Un signalement arrive. La RRH a pourtant tout fait : formation, charte, procédure. Et pourtant elle est perdue. Christel Pontié, juriste et formatrice RH-SSCT, salariée d'ARHEKA, organisme IPRP agréé SSCT à Albi (Tarn), accompagne les dirigeants, DRH et élus CSE d'Occitanie sur la prévention des risques psychosociaux. Dans ce retour d'expérience terrain, elle raconte un cas réel : une structure du Tarn qui avait les bons outils et qui n'avait pas appris à lire les signaux qui précèdent les crises. Comment le Pack DRH Inattaquable a permis de passer d'une logique de gestion de signalement à une prévention active des risques psychosociaux. Et pourquoi ce déplacement de curseur change tout, juridiquement et humainement.

C'était fin juillet. Le cabinet fermait pour l'été. Et le téléphone sonne.
Au bout du fil : une responsable RH d'une structure du Tarn. Elle avait suivi une formation avec moi quelques mois plus tôt. Elle avait travaillé sa prévention, posé des bases solides. Et là, elle était en panique. Deux salariés venaient de déposer un signalement croisé. Un conflit ouvert, des accusations de harcèlement moral, une tension qui couvait depuis des mois.

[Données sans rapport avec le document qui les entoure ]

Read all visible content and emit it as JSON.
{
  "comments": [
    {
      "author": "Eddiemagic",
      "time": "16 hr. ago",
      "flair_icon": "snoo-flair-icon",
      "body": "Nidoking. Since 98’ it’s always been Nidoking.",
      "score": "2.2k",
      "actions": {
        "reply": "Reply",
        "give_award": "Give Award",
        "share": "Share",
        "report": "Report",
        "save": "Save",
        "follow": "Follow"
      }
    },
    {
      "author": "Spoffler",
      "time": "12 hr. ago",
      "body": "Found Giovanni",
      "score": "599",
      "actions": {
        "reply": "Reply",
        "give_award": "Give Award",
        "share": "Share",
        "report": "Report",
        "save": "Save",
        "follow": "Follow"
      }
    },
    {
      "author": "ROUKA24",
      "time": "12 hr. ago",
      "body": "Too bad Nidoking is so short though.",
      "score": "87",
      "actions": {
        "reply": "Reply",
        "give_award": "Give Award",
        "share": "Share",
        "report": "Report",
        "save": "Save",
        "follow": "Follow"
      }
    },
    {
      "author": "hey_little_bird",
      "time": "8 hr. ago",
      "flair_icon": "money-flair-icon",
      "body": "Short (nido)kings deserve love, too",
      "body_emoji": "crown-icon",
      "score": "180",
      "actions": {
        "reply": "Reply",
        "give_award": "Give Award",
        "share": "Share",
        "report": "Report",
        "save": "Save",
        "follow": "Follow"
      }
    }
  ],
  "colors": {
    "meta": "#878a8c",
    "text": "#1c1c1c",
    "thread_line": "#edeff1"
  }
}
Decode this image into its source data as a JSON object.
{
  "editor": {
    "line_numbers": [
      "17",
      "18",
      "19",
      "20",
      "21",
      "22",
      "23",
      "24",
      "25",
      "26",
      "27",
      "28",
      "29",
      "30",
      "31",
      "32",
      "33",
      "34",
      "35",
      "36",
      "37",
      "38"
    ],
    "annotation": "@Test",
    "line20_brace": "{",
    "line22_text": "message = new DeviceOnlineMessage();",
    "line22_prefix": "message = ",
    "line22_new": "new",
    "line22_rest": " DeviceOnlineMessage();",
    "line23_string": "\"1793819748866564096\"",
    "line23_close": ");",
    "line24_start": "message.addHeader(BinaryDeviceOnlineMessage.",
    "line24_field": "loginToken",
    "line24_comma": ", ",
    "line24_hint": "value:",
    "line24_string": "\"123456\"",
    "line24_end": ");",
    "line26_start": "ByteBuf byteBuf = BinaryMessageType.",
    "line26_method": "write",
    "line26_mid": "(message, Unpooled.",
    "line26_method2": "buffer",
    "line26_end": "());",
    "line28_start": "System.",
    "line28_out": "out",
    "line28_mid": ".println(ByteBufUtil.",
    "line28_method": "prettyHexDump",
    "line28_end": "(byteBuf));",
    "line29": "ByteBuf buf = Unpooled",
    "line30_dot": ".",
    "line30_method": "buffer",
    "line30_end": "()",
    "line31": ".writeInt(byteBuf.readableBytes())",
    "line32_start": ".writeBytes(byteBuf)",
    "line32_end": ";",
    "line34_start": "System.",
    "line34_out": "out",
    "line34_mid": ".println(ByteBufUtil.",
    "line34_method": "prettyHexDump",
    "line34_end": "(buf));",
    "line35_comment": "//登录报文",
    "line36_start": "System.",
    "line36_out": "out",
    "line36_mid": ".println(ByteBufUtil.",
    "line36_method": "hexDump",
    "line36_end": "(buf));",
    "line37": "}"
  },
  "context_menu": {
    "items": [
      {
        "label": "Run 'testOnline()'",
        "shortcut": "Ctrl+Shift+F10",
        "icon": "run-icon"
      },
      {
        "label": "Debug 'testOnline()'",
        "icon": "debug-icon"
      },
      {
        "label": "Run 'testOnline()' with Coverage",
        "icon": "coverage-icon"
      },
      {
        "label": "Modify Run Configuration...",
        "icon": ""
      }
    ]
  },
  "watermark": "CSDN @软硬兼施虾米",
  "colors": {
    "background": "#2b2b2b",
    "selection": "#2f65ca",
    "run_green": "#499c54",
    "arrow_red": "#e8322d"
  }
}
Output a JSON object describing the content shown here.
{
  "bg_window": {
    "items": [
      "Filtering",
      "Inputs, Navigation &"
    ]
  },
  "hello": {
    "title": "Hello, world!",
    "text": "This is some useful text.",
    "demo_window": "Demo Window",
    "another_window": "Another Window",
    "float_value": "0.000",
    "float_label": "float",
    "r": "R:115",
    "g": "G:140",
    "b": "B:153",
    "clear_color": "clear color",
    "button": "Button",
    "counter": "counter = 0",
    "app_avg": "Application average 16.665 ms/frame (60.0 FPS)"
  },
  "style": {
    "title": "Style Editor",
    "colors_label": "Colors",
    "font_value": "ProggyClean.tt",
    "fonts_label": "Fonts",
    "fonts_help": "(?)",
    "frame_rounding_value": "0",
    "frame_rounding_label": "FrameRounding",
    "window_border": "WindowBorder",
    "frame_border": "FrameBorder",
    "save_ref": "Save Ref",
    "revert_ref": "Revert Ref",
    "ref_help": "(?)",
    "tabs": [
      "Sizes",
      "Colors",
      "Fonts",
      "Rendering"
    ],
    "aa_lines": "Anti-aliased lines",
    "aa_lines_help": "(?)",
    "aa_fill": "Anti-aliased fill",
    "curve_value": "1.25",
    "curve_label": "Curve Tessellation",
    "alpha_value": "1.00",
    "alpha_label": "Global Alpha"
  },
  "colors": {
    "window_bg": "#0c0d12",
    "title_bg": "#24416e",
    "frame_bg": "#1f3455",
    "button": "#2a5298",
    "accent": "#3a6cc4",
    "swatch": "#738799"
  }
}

Sa phrase exacte, je m'en souviens : "J'ai pourtant fait tout ce qu'il fallait. Mais là je suis complètement perdue."
Ce moment a changé ma façon de travailler. Pas parce que sa panique était illégitime — elle était tout à fait compréhensible. Mais parce qu'elle m'a révélé quelque chose d'essentiel : avoir les bons outils ne suffit pas si on n'a pas appris à lire les signaux qui précèdent les crises.
C'est ce retour d'expérience que je veux partager ici. Comment, en accompagnant cette structure dans le cadre du Pack DRH Inattaquable, nous sommes passés d'une logique de gestion de crise à une logique de prévention active des risques psychosociaux (RPS). Et pourquoi ce déplacement de curseur change tout, juridiquement et humainement.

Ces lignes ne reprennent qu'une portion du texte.